Gwangju Football Stadium
- Interactive map of Gwangju Football Stadium
- Location: Gwangju, South Korea
- Coordinates: 35°07′51″N 126°52′30″E﻿ / ﻿35.130921°N 126.874901°E
- Owner: Gwangju Metropolitan City Hall
- Operator: Gwangju Metropolitan City Sports Association
- Capacity: 10,007
- Surface: Natural grass
- Field size: 97 by 68 metres (106 by 74 yards)

Construction
- Groundbreaking: January 2018
- Opened: 30 June 2020

Tenant
- Gwangju FC (2020–2024)

= Gwangju Football Stadium =

Association football stadium in Gwangju, South Korea

The Gwangju Football Stadium is a football-specific stadium in Gwangju, South Korea. It was the home ground of Gwangju FC between 2020 and 2024.

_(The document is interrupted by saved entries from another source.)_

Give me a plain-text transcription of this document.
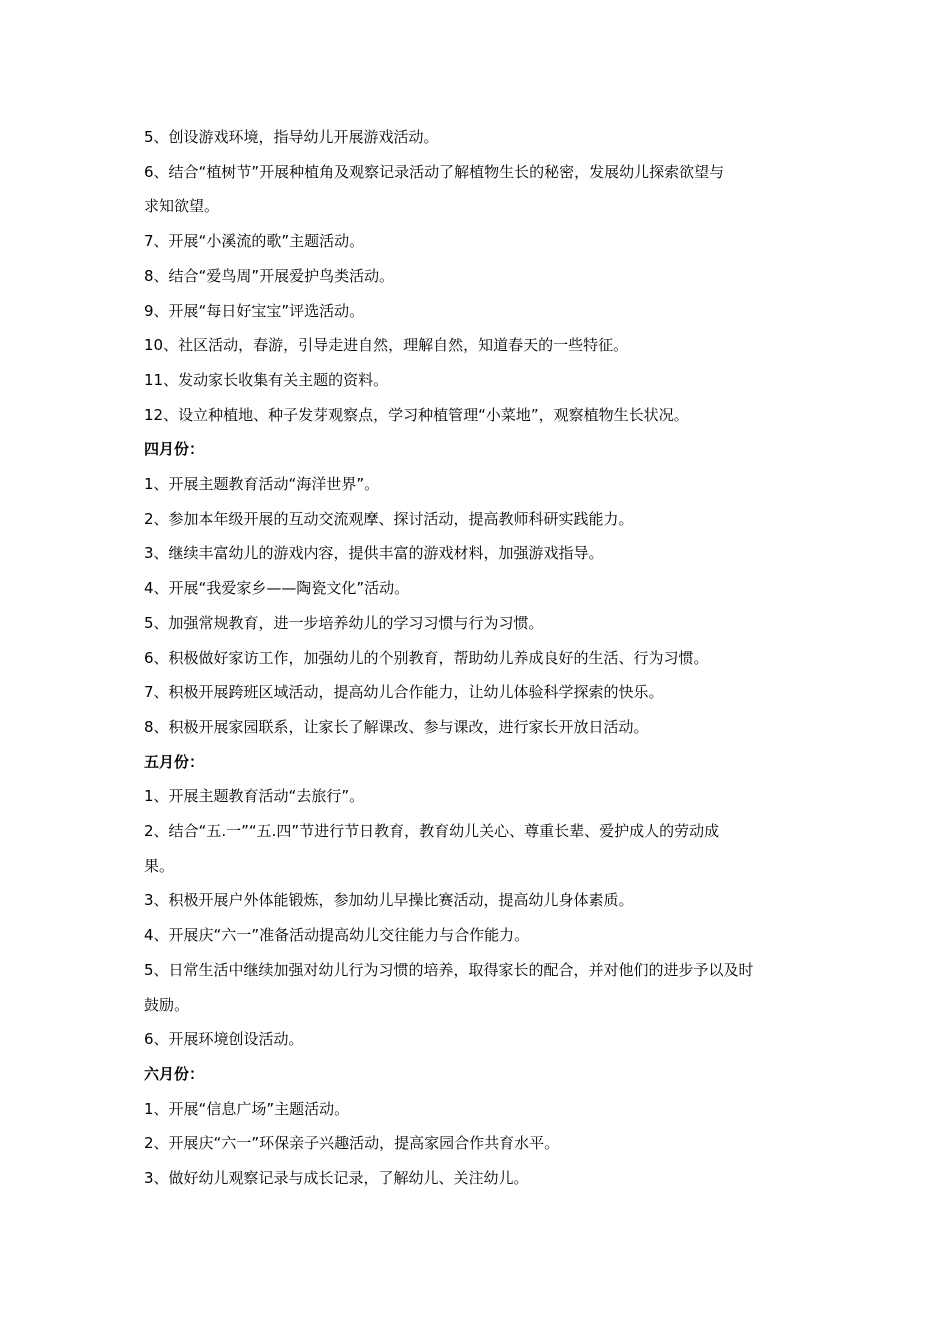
5、创设游戏环境，指导幼儿开展游戏活动。

6、结合“植树节”开展种植角及观察记录活动了解植物生长的秘密，发展幼儿探索欲望与

求知欲望。

7、开展“小溪流的歌”主题活动。

8、结合“爱鸟周”开展爱护鸟类活动。

9、开展“每日好宝宝”评选活动。

10、社区活动，春游，引导走进自然，理解自然，知道春天的一些特征。

11、发动家长收集有关主题的资料。

12、设立种植地、种子发芽观察点，学习种植管理“小菜地”，观察植物生长状况。

四月份：

1、开展主题教育活动“海洋世界”。

2、参加本年级开展的互动交流观摩、探讨活动，提高教师科研实践能力。

3、继续丰富幼儿的游戏内容，提供丰富的游戏材料，加强游戏指导。

4、开展“我爱家乡——陶瓷文化”活动。

5、加强常规教育，进一步培养幼儿的学习习惯与行为习惯。

6、积极做好家访工作，加强幼儿的个别教育，帮助幼儿养成良好的生活、行为习惯。

7、积极开展跨班区域活动，提高幼儿合作能力，让幼儿体验科学探索的快乐。

8、积极开展家园联系，让家长了解课改、参与课改，进行家长开放日活动。

五月份：

1、开展主题教育活动“去旅行”。

2、结合“五.一”“五.四”节进行节日教育，教育幼儿关心、尊重长辈、爱护成人的劳动成

果。

3、积极开展户外体能锻炼，参加幼儿早操比赛活动，提高幼儿身体素质。

4、开展庆“六一”准备活动提高幼儿交往能力与合作能力。

5、日常生活中继续加强对幼儿行为习惯的培养，取得家长的配合，并对他们的进步予以及时

鼓励。

6、开展环境创设活动。

六月份：

1、开展“信息广场”主题活动。

2、开展庆“六一”环保亲子兴趣活动，提高家园合作共育水平。

3、做好幼儿观察记录与成长记录，了解幼儿、关注幼儿。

The stadium holds 10,007 spectators.

== History ==
Originally, it was the auxiliary stadium of the Gwangju World Cup Stadium, which was Gwangju FC's home venue before the 2020 and after the 2024 seasons. It was remodeled in 2018 and opened on 25 July 2020 in a K League 1 match between Gwangju FC and Suwon Samsung Bluewings.